Incentives work – but are they ethical?

Studies reviewed in the Effectiveness Bank indicate that without material or reputational and possibly career-affecting sanctions/incentives, implementation drives based on educating, persuading and supporting practitioners have reached just a minority of the intended patients. Strong sanctions and incentives can generate the desired activity, but may be costly and tempt services and practitioners to short-change quality and ‘game’ the system.

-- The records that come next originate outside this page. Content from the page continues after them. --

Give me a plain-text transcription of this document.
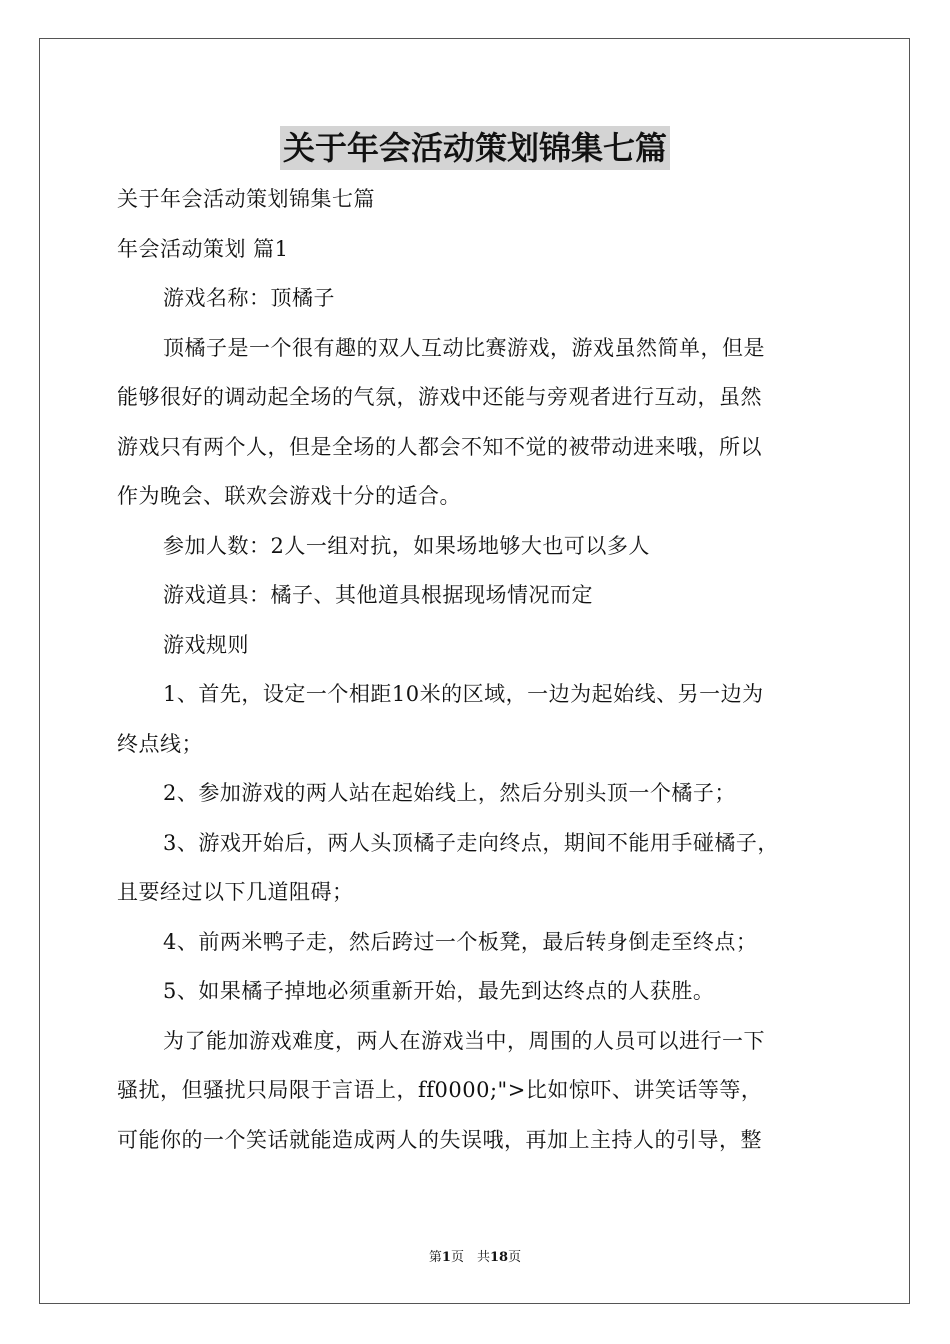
关于年会活动策划锦集七篇
关于年会活动策划锦集七篇
年会活动策划 篇1
游戏名称：顶橘子
顶橘子是一个很有趣的双人互动比赛游戏，游戏虽然简单，但是
能够很好的调动起全场的气氛，游戏中还能与旁观者进行互动，虽然
游戏只有两个人，但是全场的人都会不知不觉的被带动进来哦，所以
作为晚会、联欢会游戏十分的适合。
参加人数：2人一组对抗，如果场地够大也可以多人
游戏道具：橘子、其他道具根据现场情况而定
游戏规则
1、首先，设定一个相距10米的区域，一边为起始线、另一边为
终点线；
2、参加游戏的两人站在起始线上，然后分别头顶一个橘子；
3、游戏开始后，两人头顶橘子走向终点，期间不能用手碰橘子，
且要经过以下几道阻碍；
4、前两米鸭子走，然后跨过一个板凳，最后转身倒走至终点；
5、如果橘子掉地必须重新开始，最先到达终点的人获胜。
为了能加游戏难度，两人在游戏当中，周围的人员可以进行一下
骚扰，但骚扰只局限于言语上，ff0000;">比如惊吓、讲笑话等等，
可能你的一个笑话就能造成两人的失误哦，再加上主持人的引导，整
第1页　共18页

In the cost-effectiveness sub-study ODHIN researchers referred to ethical questions surrounding financial incentives to healthcare practitioners. Writing in the British Journal of General Practice, Dr Graham Kramer expressed the following about the implications of rewarding practices for the delivery of high quality care (in this case under the UK’s Quality and Outcomes Framework):

“I had worried that, by being paid to implement evidence-based guidelines, my work would become a restricted, target-driven exercise that shifted the balance of my consultations to a doctor and disease-centred agenda. I had been concerned that this created conflicts of interest and how that might undermine, not only trust by my patients in me as a doctor, but also the trustworthiness of the profession. I worried that in some domains I was taking money to engage in work that I felt had limited value for my patients, money that could possibly be spent in more useful areas. Was I colluding in a wholesale folly of medical practice and worse still, why wasn’t I doing anything about it? Had my mouth been effectively ‘stuffed with gold’?”

The Alcohol Treatment Matrix in the Effectiveness Bank (see cell E1) discusses incentives, including whether financial incentives divert clinical practice in the intended direction at the risk of distorting record-keeping and practice overall, and confirming to staff that alcohol screening and brief interventions are not their core business.